Not because she wanted to grow up,
but because the war left her no choice.
It stole her school.
It stole her routines.
It stole her childhood.
Even the quiet moments a teenager needs to discover herself,
to sit in silence and ask: Who am I? What do I love? What do I want to become?
What would she be writing about if she felt safe?
Maybe about Gaza’s beach in the summer.
Maybe about a hobby she had just begun to love.
Maybe about her favorite meal from her mother’s hands, instead of writing about hunger.
Maybe she would look at the sky and listen to birds in the morning, instead of counting drones and bullets striking her windows.
She was arranging chaos.
And the chaos never stopped.
But she kept writing.
Why I am asking here
This community understands what education means.
You understand what it means to protect a mind.
You understand what it means to invest in a future.
Gaza’s children deserve that future.
And we have the ability to help protect it.










I appreciate this post, though I can’t say I “like” it. I’m sure you understand …
Great project. I have friends in Gaza in a tent: Two journalists and their broadcasting team plus a lot of children and education gives children a little bit of security. All these children are orphaned with some of them being the only surviving member of large extended families. They need the security, school brings. They are lucky to have Aya and Doaa. It is not talked about much but the cohort of orphaned children is 19,000 now, it is estimated. That is mind twisting. These poor children dont understand what they have done wrong. So I cheer them up and send them kisses and hugs and tell them it is not everyone that hates them. It is only Israel that hate them and hardly anyone else. They have been let down by the politicians the whole world over. It is all so sad. I have supported Palestine from when I was a child because my parents were Quakers and to see this heinous crime of apocalyptic conditions inflicted on defenceless people.

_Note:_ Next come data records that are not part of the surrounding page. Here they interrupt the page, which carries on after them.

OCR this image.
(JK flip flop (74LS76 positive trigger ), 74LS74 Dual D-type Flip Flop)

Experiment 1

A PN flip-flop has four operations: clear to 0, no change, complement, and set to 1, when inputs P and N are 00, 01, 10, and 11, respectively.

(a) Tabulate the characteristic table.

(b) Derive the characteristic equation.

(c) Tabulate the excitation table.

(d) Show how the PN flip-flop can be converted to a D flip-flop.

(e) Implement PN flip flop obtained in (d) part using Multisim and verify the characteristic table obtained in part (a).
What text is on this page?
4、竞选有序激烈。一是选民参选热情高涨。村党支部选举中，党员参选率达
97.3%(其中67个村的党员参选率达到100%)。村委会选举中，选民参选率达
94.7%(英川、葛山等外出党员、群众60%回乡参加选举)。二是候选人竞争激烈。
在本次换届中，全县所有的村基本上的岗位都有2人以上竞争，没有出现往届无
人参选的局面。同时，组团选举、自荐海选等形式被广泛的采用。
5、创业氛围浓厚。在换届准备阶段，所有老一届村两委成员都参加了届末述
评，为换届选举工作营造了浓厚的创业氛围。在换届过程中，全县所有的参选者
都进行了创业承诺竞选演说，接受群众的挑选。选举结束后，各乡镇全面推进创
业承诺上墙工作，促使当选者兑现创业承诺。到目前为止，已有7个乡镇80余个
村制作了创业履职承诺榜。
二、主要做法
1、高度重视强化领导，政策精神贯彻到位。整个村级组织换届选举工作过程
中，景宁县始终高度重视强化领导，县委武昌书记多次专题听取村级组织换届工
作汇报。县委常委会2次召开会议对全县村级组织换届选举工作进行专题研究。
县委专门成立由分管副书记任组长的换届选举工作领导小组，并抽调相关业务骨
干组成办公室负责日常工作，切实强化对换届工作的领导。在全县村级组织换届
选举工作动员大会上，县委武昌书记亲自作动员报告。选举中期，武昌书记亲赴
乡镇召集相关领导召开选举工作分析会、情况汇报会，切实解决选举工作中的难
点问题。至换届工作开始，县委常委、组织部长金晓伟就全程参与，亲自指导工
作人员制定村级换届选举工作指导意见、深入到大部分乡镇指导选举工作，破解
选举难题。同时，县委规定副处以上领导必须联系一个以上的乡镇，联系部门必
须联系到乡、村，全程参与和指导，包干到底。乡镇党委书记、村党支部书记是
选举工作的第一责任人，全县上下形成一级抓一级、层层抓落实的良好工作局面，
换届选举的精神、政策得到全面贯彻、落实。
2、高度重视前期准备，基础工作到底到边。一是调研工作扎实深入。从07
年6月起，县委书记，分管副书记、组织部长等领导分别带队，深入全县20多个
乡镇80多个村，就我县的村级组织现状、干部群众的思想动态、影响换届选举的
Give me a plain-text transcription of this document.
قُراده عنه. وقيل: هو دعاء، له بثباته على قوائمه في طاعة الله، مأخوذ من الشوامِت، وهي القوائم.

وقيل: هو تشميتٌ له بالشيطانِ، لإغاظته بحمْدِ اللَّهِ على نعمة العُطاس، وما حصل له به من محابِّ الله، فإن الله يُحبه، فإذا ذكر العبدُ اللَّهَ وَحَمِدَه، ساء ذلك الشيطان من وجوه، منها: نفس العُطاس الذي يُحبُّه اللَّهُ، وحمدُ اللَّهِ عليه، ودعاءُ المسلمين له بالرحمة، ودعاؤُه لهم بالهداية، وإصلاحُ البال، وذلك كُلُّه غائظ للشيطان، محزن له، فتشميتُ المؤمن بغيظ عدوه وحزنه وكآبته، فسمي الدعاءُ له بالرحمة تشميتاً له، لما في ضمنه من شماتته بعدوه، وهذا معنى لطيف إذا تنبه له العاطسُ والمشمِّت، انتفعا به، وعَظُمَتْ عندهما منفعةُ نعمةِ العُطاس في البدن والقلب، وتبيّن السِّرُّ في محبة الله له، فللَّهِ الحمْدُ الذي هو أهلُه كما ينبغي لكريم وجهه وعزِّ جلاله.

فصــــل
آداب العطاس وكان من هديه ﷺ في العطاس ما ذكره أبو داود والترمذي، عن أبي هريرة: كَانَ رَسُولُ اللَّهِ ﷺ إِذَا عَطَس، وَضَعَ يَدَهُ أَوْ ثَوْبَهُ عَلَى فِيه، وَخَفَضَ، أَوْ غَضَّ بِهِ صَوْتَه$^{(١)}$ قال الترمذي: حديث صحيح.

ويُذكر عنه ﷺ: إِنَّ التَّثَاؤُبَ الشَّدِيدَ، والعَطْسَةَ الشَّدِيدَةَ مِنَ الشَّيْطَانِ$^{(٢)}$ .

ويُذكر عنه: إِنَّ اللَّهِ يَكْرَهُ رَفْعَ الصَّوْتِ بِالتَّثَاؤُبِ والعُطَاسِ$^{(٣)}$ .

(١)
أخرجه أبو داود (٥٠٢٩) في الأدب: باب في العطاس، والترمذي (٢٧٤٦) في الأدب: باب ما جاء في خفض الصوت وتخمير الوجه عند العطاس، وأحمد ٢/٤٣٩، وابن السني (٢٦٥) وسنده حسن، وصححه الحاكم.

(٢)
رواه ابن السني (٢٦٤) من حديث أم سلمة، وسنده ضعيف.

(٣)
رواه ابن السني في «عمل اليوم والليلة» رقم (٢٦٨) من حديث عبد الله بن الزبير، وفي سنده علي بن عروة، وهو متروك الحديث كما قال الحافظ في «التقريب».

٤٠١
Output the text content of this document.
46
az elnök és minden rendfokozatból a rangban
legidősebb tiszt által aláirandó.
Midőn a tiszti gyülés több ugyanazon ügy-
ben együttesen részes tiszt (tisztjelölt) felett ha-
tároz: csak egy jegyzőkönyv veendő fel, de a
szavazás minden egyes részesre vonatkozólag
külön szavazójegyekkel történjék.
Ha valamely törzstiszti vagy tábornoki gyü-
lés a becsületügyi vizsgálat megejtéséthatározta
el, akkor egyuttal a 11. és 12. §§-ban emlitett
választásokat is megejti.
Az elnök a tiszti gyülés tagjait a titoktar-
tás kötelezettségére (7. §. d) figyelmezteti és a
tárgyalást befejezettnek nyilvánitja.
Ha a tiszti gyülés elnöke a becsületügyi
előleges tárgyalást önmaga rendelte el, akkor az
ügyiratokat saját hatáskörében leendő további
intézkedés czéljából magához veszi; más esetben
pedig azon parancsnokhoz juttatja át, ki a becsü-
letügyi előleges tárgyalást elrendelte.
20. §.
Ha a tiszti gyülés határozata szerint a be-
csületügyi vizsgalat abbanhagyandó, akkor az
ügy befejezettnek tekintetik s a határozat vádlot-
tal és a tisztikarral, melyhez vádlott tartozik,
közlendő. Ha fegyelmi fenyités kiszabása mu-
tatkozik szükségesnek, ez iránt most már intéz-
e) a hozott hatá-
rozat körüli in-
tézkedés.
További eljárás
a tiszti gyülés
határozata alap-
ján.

It is the most brutal genocide and the whole world has seen what Israelis are. Zionism is not about religion. Religion is the pretence. They are using religion to justify genocide. They are not jewish. Being jewish is not meant to teach
you, to commit one of the most brutal genocides in history. Some people have that delusion but far more do not. Perhaps it's to do with all that leaning forward and back and forward and back for hours on end. That is the first delusion of many. They are extremists and Israel is a terrorist state that is far more dangerous than the Taliban, ISIS and all large terror groups in the world including Hitler. The Germans did not bomb anywhere as heavily as these fascists have done on a tiny piece of their remaining country, only 8 miles by 24 miles. It was already one of the most densely populated places in the world. Half the population were children. So I suppose creating 19,000 orphans is what you might expect when you drop bunker busters on them or missiles on tents. These rats are seriously gone in their minds. What a cowardly crime. Like shooting fish in a fish tank. They have dropped 6x the explosive power that was dropped on Hiroshima. It is savage over-kill. They didn't need to drop white phosphorous on them, but they could, so they did. They have dropped poisons and bombs that are illegal because too many of them don't explode on impact and remain a threat. Israel needs to be sat down in front of Sesame Street and so desperately in need of some advice from Elmo, teaching them to use their words and not their fists. Yes, they need the muppets!